Currency black market

In the face of the chronic shortage of foreign exchange in some countries, the currency black market becomes a thriving business sector. Companies are forced to resort to illegal methods to obtain the dollars needed to maintain their operations. Those businesses which manage to earn some foreign exchange 'salt' it away abroad for fear of a freeze on foreign currency accounts. This has become extensive in certain countries such as the Philippines. With the flow of fresh foreign loans and investments reduced to a trickle and the ensuing strict trade and exchange controls, only companies involved in priority industries, such as importers of oil and food and manufacturers for export, have access to legal dollars. For non-priority companies, about the only source of dollars for imports is the black market.
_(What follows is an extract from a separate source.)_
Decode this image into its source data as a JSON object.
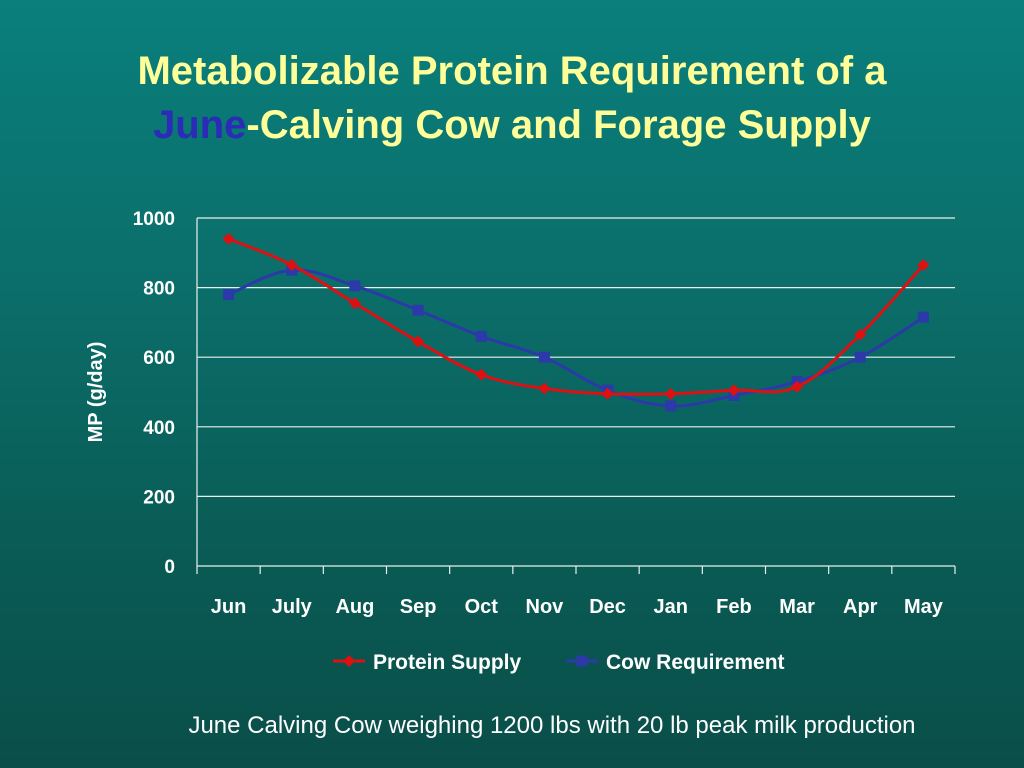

Another example is China, where there is a flourishing foreign currency black market and speculative trading in scarce products. There is a small but lucrative black market operating in actual foreign currencies, especially US and Hong Kong dollars. Some official organizations may also have been involved in currency trading and speculation, using money obtained through Bank of China loans.
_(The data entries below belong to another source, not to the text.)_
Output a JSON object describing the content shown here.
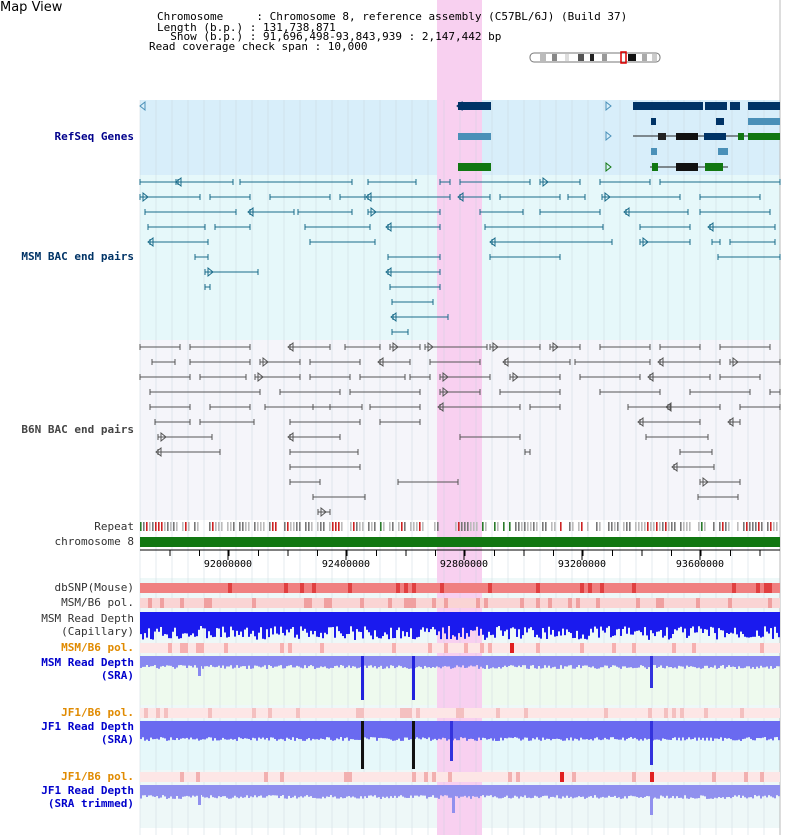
{
  "header": {
    "map_title": "Map View",
    "chromosome_line": "Chromosome     : Chromosome 8, reference assembly (C57BL/6J) (Build 37)",
    "length_line": "Length (b.p.) : 131,738,871",
    "show_line": "  Show (b.p.) : 91,696,498-93,843,939 : 2,147,442 bp",
    "coverage_line": "Read coverage check span : 10,000"
  },
  "tracks": {
    "refseq": "RefSeq Genes",
    "msm_bac": "MSM BAC end pairs",
    "b6n_bac": "B6N BAC end pairs",
    "repeat": "Repeat",
    "chromosome": "chromosome 8",
    "dbsnp": "dbSNP(Mouse)",
    "msm_b6_pol": "MSM/B6 pol.",
    "msm_depth_cap_1": "MSM Read Depth",
    "msm_depth_cap_2": "(Capillary)",
    "msm_b6_pol_sra": "MSM/B6 pol.",
    "msm_depth_sra_1": "MSM Read Depth",
    "msm_depth_sra_2": "(SRA)",
    "jf1_b6_pol": "JF1/B6 pol.",
    "jf1_depth_sra_1": "JF1 Read Depth",
    "jf1_depth_sra_2": "(SRA)",
    "jf1_b6_pol_trim": "JF1/B6 pol.",
    "jf1_depth_trim_1": "JF1 Read Depth",
    "jf1_depth_trim_2": "(SRA trimmed)"
  },
  "ruler": {
    "ticks": [
      "92000000",
      "92400000",
      "92800000",
      "93200000",
      "93600000"
    ]
  },
  "colors": {
    "highlight": "#f8d0f0",
    "refseq_bg": "#d8eefa",
    "msm_bac_bg": "#e6f8fa",
    "b6n_bac_bg": "#f5f5fa",
    "gene_navy": "#003366",
    "gene_blue": "#4a90b8",
    "gene_green": "#117711",
    "msm_line": "#1a6b8a",
    "b6n_line": "#555555",
    "depth_dark": "#1a1aee",
    "depth_light": "#6a6af0",
    "chrom_green": "#117711"
  }
}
[Former socialist countries] The currency black market in the former socialist countries reinforces a form of internal economic discrimination since one of the ways Eastern bloc countries earned hard currencies such as dollars was to sell scarce consumer goods in stores that only accept hard currency. Even when the shelves in state stores were empty, there was ample stock in hard-currency stores. The greater the shortages in state stores, the higher the premium consumers would pay for dollars on the black market, which even in transition times may still be the only place they can get them. In Poland, at the beginning of 1983, the black-market premium was about six times the official rate. In Romania, it was 250%. In the other socialist countries, the black-market rate lies between 50% and 200% above the official rate. Only in Hungary, which enjoys an ample supply of consumer goods, is it under 25%.